We traveled to the Whiting Homestead in Northern Arizona for my family reunion on my Dad's side in August. Casey surprised me by coming home from his world travels to road trip with us. I was so happy and relieved to have him there not only for his help, but also because it meant we were spending time as a family. The road trip felt longer than it actually was because our little Honda Accord was packed to the brim with camping stuff, baby stuff, and clothes. We are quickly outgrowing our little car. To break the trip up, we stopped half way and stayed the night at our friends Erica and John's house. We had a little bbq/swim party, and then danced and karaokeed the night away to Michael Jackson on the Kinect for Xbox 360. It was uh-mazing. I love hanging out with the Crismon's. Also, my friend Carrie was visiting from Australia so she joined in on the fun too!




The Whiting Homestead goes back generations in my family to my Great-Grandpa, Edwin Marion Whiting, and my Great-Grandma, Anna Maria Isaacson, who started it as a place for their family to gather. Now four generations later, Cash and Guy are visiting the homestead and playing with their cousins. Growing up in Mesa, we spent summers there to escape the heat in the valley of the sun. Some of my earliest memories are of exploring the woods, building forts and swinging on the rope swing with cousins. It is one of my favorite places on earth. I am so happy to be passing this tradition on to my little family.
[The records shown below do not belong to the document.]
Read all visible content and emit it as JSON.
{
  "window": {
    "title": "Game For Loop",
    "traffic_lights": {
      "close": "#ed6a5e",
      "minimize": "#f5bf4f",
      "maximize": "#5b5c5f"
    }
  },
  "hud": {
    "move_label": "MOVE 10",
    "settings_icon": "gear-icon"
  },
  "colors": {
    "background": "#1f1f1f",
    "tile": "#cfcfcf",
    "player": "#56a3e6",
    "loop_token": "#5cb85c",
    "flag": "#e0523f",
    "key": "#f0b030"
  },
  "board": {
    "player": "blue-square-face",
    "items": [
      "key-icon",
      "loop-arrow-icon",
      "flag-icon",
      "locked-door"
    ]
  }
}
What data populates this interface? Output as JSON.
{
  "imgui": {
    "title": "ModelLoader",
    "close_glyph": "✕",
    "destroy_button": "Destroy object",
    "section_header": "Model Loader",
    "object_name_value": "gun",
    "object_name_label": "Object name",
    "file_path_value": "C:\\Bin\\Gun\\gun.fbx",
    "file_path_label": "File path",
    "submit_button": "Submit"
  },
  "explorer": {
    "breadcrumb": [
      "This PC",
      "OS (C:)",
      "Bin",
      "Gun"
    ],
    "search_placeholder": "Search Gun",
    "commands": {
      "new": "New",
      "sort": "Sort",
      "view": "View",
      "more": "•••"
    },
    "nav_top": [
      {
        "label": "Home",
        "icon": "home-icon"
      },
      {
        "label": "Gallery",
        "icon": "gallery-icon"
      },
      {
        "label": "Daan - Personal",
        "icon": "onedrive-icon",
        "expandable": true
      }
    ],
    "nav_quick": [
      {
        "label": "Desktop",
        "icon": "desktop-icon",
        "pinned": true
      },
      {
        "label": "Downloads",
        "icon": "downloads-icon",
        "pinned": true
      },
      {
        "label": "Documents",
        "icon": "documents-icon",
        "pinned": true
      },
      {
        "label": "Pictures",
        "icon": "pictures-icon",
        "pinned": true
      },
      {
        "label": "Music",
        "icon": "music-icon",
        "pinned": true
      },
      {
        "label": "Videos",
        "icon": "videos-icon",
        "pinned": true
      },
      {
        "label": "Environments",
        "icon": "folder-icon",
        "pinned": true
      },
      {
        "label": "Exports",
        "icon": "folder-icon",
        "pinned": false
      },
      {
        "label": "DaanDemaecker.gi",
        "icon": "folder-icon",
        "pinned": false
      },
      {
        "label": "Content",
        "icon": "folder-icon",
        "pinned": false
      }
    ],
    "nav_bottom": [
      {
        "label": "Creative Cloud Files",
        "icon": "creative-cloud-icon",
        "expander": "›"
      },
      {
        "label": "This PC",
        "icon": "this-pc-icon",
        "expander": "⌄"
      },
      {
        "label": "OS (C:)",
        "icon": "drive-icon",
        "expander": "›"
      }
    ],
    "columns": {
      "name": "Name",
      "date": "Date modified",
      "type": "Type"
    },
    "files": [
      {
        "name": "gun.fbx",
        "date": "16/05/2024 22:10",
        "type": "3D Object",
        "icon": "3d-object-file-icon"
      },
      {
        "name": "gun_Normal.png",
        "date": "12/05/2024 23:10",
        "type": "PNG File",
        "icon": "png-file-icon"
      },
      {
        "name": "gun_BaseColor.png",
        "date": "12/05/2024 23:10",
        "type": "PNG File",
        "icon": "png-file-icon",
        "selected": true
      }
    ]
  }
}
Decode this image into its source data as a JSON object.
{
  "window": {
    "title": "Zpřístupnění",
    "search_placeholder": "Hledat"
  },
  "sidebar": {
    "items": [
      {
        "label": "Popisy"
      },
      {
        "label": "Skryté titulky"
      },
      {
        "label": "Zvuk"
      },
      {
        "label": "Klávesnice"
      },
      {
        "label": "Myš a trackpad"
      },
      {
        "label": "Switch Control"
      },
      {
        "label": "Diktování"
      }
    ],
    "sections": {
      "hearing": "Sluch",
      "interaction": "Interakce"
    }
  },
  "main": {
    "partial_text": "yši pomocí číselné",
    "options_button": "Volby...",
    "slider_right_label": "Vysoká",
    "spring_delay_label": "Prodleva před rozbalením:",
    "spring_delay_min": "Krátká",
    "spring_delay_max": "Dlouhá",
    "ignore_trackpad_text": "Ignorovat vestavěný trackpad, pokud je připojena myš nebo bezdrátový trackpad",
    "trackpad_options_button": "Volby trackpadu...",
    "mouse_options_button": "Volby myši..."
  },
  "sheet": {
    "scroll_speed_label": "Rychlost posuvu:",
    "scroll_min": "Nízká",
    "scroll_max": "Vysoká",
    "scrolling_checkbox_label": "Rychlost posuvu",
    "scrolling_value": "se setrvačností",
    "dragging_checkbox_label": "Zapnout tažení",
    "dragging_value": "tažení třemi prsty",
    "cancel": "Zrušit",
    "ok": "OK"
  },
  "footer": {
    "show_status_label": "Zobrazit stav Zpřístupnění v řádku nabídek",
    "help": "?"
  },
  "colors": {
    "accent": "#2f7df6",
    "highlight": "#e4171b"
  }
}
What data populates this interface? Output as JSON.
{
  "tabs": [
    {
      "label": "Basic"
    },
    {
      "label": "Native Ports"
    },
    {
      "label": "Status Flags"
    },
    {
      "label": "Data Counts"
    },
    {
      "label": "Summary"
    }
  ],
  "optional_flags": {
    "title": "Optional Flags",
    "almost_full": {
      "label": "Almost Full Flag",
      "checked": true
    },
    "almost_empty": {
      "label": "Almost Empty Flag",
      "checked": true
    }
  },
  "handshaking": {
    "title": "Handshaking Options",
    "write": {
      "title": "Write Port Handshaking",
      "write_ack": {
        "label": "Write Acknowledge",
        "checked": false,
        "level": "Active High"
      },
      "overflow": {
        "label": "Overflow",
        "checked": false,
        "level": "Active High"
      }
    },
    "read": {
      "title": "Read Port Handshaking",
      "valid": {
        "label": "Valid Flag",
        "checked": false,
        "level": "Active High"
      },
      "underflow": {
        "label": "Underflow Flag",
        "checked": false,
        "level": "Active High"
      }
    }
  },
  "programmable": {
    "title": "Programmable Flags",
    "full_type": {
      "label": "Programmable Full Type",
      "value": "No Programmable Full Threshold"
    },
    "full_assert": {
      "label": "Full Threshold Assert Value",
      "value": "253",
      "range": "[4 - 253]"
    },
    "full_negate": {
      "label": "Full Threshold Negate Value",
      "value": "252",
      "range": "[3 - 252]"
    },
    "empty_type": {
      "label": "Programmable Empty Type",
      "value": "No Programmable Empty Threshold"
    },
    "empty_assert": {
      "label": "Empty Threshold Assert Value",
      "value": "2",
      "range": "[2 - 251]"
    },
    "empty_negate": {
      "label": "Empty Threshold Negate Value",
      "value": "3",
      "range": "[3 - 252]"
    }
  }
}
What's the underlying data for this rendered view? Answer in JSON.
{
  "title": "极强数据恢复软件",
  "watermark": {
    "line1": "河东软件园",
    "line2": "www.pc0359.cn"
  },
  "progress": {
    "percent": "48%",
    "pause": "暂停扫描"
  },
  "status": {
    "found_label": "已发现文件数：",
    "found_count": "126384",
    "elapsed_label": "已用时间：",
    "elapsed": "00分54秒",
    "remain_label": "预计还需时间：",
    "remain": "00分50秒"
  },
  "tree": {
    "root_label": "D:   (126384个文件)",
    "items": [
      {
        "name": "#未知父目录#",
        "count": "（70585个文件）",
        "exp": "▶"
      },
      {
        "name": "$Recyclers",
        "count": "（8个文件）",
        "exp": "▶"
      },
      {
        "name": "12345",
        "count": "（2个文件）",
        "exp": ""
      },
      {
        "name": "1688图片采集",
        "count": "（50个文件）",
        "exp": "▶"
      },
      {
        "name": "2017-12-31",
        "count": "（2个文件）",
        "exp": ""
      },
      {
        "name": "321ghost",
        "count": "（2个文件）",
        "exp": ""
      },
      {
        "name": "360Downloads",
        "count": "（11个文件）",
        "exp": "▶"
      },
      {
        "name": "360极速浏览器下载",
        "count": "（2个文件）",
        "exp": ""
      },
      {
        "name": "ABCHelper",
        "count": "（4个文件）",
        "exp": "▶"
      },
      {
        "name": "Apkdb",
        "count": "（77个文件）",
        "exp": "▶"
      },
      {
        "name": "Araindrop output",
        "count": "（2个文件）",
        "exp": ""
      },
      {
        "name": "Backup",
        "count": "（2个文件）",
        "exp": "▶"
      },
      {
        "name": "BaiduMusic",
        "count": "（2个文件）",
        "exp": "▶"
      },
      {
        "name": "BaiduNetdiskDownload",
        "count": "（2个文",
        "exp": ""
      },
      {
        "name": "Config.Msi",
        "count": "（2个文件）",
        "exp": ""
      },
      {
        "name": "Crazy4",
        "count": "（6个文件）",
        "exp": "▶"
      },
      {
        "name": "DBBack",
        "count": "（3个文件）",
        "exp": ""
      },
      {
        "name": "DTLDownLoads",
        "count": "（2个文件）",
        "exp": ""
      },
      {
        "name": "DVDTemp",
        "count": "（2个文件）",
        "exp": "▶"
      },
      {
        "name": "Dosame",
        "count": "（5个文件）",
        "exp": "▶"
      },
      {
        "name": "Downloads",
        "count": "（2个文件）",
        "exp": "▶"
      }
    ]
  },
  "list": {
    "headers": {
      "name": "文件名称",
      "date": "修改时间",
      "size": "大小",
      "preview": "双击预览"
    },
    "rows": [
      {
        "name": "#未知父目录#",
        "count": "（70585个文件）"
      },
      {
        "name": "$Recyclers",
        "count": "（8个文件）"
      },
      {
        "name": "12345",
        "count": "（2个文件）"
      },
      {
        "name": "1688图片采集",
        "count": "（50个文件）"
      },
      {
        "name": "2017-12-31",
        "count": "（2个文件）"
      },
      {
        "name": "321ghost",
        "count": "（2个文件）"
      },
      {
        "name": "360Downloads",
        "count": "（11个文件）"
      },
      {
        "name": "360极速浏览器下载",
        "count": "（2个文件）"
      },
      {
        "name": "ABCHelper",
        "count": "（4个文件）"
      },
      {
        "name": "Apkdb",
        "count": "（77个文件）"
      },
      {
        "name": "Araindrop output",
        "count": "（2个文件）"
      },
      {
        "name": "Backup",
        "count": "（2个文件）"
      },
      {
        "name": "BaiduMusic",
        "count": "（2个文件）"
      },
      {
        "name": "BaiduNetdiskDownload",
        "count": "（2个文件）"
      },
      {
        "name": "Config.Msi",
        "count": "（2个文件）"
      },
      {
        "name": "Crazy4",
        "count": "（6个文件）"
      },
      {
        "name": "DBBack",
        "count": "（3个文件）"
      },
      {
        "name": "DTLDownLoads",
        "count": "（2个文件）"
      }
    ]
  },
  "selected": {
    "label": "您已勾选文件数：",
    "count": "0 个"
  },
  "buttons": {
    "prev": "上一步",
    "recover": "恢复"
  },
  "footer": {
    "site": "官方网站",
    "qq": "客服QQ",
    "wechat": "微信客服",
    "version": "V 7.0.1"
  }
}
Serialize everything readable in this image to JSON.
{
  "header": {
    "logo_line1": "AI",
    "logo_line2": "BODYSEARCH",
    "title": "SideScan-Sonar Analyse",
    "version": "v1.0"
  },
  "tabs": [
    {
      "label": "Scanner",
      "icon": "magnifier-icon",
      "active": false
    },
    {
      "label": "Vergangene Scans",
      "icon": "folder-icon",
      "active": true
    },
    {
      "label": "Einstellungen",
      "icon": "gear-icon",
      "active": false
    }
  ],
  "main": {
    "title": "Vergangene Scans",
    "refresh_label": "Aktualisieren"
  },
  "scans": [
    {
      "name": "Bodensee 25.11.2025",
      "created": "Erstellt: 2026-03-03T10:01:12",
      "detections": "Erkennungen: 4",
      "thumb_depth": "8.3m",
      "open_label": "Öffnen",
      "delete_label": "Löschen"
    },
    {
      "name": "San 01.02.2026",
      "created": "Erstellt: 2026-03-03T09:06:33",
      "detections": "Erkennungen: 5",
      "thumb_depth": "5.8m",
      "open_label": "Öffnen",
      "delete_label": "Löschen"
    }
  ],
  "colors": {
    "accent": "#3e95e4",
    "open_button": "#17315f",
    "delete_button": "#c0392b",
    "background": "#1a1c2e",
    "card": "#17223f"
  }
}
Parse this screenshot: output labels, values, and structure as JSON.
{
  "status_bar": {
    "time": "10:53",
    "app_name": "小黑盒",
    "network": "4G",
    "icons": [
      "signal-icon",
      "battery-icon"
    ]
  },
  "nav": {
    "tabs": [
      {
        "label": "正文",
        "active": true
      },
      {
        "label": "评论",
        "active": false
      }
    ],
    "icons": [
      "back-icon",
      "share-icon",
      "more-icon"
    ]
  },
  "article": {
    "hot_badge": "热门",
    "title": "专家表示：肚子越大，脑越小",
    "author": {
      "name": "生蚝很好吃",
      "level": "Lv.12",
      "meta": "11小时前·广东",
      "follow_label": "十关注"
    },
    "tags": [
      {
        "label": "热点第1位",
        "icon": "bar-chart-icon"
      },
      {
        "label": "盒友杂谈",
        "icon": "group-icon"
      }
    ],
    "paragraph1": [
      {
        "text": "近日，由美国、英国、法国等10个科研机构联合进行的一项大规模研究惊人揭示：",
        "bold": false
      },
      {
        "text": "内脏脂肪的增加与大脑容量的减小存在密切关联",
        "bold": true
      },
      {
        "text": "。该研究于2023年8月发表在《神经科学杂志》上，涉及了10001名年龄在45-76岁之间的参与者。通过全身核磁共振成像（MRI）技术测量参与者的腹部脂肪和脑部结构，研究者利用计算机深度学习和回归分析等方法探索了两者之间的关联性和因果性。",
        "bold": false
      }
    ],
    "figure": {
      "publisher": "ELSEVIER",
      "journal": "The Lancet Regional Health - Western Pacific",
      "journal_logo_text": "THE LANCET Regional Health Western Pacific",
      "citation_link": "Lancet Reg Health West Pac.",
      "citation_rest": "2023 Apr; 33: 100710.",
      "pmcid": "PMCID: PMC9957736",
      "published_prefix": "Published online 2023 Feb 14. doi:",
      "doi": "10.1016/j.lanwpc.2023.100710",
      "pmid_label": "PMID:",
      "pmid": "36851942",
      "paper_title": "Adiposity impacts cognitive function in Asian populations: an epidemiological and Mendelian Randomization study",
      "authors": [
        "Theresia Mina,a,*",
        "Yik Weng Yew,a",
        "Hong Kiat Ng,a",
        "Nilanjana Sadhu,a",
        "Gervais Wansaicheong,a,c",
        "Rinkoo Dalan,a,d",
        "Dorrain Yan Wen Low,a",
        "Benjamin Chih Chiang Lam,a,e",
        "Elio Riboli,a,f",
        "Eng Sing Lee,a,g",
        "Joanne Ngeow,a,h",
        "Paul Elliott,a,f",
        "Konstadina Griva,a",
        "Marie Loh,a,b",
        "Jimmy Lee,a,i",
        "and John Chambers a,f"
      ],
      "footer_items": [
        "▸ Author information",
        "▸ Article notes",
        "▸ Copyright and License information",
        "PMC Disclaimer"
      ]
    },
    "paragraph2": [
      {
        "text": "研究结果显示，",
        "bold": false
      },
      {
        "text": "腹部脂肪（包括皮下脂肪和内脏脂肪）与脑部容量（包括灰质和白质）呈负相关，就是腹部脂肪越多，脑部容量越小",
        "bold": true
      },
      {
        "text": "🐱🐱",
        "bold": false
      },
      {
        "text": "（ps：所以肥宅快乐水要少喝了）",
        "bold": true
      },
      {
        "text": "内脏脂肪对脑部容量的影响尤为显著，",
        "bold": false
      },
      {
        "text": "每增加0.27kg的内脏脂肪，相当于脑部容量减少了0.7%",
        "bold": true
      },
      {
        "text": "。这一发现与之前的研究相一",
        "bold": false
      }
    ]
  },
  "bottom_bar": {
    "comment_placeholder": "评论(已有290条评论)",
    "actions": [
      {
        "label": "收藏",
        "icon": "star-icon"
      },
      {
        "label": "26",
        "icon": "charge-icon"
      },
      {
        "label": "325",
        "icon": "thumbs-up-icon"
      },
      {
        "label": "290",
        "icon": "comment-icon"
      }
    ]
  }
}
Cash had a blast just being a boy. He was totally in his element. Getting dirty, exploring, making new friends, and following his cousins around. Here are some pictures to show how much fun we had.

We were there for six days and I wish we could have stayed there longer. I know I say this a lot, but I really love my family. They are just the best. I have the best time with them and it doesn't matter what we are doing.

My time at the homestead rejuvenated me. It's always a difficult transition with a newborn and having a second child is a lot of work. I've felt deflated lately. Casey is gone traveling a lot and being a single Mom is hard. This trip was a breath of fresh air for me, literally and figuratively. It felt good to get out of California on a little family vacation to the mountains of Arizona, and it felt good to breath some life back in to me. I feel like I get stuck in the daily grind of Motherhood and it's nice to escape that every once in a while. We always end our family reunions with a testimony meeting and this year we doubled up. After the main meeting, our immediate family circled together around our campfire to have our own Phil Brown testimony meeting. It was such a special time that I don't want to write too much about it. But I will say this. It was one of the most spiritual and healing testimony meetings that I have ever been apart of. It's the first time we have all been together since my Dad passed away almost a year ago. It gave us a chance to talk about him and celebrate him in his favorite place on earth, his family homestead. That gathering lifted me up and really strengthened me. Helped me to remember the legacy that my parents left for us. As we sat there and talked, I just had the most overwhelming feeling that my parents were really proud of us for being there. Family was everything to them and they have passed that on to us. It was moving to sit there and talk, some people told stories, some bore their testimony of a myriad of things. But the common theme was family. And I'm so grateful to be a member of the Brown family.

I can't wait to spend the rest of my life taking my kids to Brown family reunions at the homestead and helping them create lasting memories with their family.